My grandfather was a farmer. So was my father. It became the family business, in a way. I tried to fight it when I was younger. I wished so hard that my family owned a car dealership or a furniture store. Anything was better than what we were! My dad always looked ruddy and perpetually smelled like either sweat, dirt, animals, or some combination of the three. He embarrassed me when I was younger even though he was never anything but a hard worker and a good provider. I am not sure why but all I wanted was to be away from him and everything he represented. I studied other things in school and I even got a job where I had to dress in a suit every day. It didn’t make me happy, though. For all of my defiance, it turned out that I liked being outside.Despite my best efforts to convince myself otherwise,I missed working on our land, overseeing the progress of crops from planting through harvest time.

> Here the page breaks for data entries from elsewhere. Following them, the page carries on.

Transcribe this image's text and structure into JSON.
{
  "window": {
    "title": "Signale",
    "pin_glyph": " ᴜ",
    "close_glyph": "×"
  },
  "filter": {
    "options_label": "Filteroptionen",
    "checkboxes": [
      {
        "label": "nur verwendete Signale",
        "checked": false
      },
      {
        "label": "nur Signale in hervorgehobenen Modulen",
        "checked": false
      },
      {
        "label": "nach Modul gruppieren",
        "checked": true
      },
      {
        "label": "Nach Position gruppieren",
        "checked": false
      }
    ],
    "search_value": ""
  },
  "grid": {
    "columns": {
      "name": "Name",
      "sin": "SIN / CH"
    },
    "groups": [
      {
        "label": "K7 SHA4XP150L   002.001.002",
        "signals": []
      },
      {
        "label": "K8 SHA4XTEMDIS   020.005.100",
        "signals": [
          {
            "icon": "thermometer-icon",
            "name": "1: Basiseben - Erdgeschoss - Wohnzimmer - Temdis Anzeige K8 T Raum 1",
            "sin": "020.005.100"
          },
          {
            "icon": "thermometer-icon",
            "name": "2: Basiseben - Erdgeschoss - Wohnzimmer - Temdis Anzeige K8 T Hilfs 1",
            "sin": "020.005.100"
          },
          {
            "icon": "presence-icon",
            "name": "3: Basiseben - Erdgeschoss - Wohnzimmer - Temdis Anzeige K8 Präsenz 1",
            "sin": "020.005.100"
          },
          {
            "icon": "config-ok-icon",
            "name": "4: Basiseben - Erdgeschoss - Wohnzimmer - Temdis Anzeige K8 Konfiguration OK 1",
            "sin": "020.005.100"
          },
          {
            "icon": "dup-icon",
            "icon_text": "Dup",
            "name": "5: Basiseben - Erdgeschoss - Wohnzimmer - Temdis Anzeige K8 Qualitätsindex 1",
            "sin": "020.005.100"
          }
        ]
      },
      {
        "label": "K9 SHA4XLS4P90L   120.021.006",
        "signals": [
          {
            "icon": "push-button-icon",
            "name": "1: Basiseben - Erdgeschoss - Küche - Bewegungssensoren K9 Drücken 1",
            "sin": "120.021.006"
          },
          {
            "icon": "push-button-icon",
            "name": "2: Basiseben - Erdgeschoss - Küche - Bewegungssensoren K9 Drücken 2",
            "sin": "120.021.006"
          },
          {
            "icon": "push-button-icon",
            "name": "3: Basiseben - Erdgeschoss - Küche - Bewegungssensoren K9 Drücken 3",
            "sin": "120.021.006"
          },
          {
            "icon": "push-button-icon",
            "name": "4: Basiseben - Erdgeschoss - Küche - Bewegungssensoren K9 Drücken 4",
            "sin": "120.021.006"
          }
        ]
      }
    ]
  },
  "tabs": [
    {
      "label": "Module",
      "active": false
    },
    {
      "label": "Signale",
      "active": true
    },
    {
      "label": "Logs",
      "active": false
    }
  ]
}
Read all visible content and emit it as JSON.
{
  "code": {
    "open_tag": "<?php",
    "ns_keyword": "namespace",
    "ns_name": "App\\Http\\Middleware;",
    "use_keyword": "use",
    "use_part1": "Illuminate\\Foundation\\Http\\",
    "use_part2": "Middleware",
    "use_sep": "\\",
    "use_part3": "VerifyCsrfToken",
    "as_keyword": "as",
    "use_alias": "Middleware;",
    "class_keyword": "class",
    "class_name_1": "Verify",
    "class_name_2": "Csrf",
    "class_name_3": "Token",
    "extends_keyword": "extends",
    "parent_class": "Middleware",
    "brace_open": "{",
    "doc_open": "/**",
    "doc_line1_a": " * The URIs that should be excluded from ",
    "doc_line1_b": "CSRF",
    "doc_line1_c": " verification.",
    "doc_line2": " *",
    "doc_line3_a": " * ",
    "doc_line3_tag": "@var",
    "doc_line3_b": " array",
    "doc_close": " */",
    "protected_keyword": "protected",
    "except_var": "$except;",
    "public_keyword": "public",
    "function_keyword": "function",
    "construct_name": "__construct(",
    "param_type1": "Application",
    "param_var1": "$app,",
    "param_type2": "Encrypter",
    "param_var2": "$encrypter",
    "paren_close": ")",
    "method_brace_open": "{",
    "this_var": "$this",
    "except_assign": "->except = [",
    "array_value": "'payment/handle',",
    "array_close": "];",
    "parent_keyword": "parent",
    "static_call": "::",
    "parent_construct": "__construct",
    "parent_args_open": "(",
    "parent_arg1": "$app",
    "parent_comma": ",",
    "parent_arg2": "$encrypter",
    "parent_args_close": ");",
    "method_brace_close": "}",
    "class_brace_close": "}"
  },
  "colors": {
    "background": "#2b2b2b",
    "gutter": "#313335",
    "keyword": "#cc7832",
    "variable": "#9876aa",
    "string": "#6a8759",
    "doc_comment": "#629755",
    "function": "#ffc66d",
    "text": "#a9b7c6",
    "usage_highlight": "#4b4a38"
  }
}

There is a rhythm and a peace that can be found out in the fields. I have not been able to find that kind of satisfaction anywhere else.
I made the decision to get back into farming when my dad got sick. I took over the daily duties at the farm, and every night I would pay him a visit before turning in. He would sit in his bed, looking frail and tired. So unlike how I had always seen him. He had always been a giant to me—big, strong hands, a quick smile, and a sharp mind. I could not reconcile that image with the man before me. We would sit and talk about the crops and the livestock. We would go over what was working and what wasn’t, and what to do about the stuff that wasn’t. Things started to come back to me and I learned quickly as I went along. It was not long before I didn’t actually need his advice or input, but I always asked for it. I think it helped him to feel needed. I think it kept him feeling connected to the land that he loved and had spent his whole life working. Land that he suddenly could only see out of a window. He passed away about a year later.
There is an art to growing things, my dad used to say. It involves understanding of the soil, the water, and the seed. You have to know what the seed will need to grow and thrive. You need to understand what the soil needs to provide nourishment to the seed and so that the soil remains healthy long after the plants have been harvested. You have to be protective of the water—not to abuse or contaminate it; instead it must be treated like the valuable, finite resource that it is. Those lessons he taught me are what made me decide to start growing things organically. I wanted to put more effort into growing things in a sustainable way. I want to make sure that the land that we have stays fertile for a long time to come, and I think organic practices are the best way to achieve that goal.